20111214

Water, water, everywhere, but...

I read, some time ago, about the problems of Jefferson Co, Alabama, where the court ordered that the sewer system be constructed such that no spillage would occur (I believe that was the phrasing). What that resulted in, shortly, was
In Alabama, Jefferson County residents pay $50 a month for a sewer system whose construction generated millions of dollars in fees for JPMorgan Chase & Co. Now it’s getting a court-appointed receiver, according to Bloomberg. And al.com reports that former Jefferson sewer boss Jack Swann is destined for a lengthy stay in a prison to be determined later. To make matters worse, the sewer system is over-engineered yet difficult to operate.

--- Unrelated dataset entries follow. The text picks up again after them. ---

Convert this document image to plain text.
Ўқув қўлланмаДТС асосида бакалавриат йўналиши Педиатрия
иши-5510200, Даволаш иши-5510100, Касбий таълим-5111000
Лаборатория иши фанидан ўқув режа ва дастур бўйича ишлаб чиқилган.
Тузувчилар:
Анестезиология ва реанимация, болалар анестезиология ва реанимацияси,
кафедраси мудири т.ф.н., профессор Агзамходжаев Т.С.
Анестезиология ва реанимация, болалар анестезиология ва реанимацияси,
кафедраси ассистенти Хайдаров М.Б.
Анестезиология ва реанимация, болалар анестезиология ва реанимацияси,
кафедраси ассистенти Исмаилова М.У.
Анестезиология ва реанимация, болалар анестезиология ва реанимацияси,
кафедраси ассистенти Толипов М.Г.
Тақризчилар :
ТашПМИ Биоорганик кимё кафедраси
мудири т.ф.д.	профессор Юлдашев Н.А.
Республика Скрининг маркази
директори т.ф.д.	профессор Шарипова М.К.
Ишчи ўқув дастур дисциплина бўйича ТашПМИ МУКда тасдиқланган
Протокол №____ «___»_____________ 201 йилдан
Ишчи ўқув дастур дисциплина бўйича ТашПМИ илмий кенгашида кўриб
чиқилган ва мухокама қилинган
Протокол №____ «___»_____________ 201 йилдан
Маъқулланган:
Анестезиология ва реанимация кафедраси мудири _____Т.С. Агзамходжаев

Now, a couple of years later, there is even more fall-out:
But the real victims of the financial collapse in the US state of Alabama's most populous county are its poorest residents - forced to bathe in bottled water and use portable toilets after being cut off from the mains supply.


The whole saga is more interesting, because a significant part of the problem was the financing (arranged by the great, philanthropic JP Morgan Chase):
The saga of the bankruptcy in the county of Alabama's biggest city, Birmingham, includes a long thread of corruption and fraud as a sewer system upgrade originally projected to cost as little as $250 million wound up saddling the county with unsustainable debts worth billions.

Bad bond and refinancing deals and construction problems helped inflate the debt balloon.


The one bit of good that might come out of this is that JP Morgan Chase might not get back a large amount of the money the county owes them. The description (which I can't find, unfortunately) I read of the original debt was that it involved credit rate swaps. Essentially, they were trying to hide how much debt they were generating by getting into obscure derivatives that, if everything went right, would keep the payments low for a while. Getting into those kinds of transactions, without knowing exactly what you're doing, is a fool's game, so, to a degree, the county deserves what it got.

Well, the people responsible are all gone from office, but now we see how the fallout continues for a lot of undeserving people, years later. This is what comes of "do whatever you can to win the next election" governance. In this case, the "do whatever you can" involved trying to hide a body (the size of the long-term debt) that wasn't quite dead yet.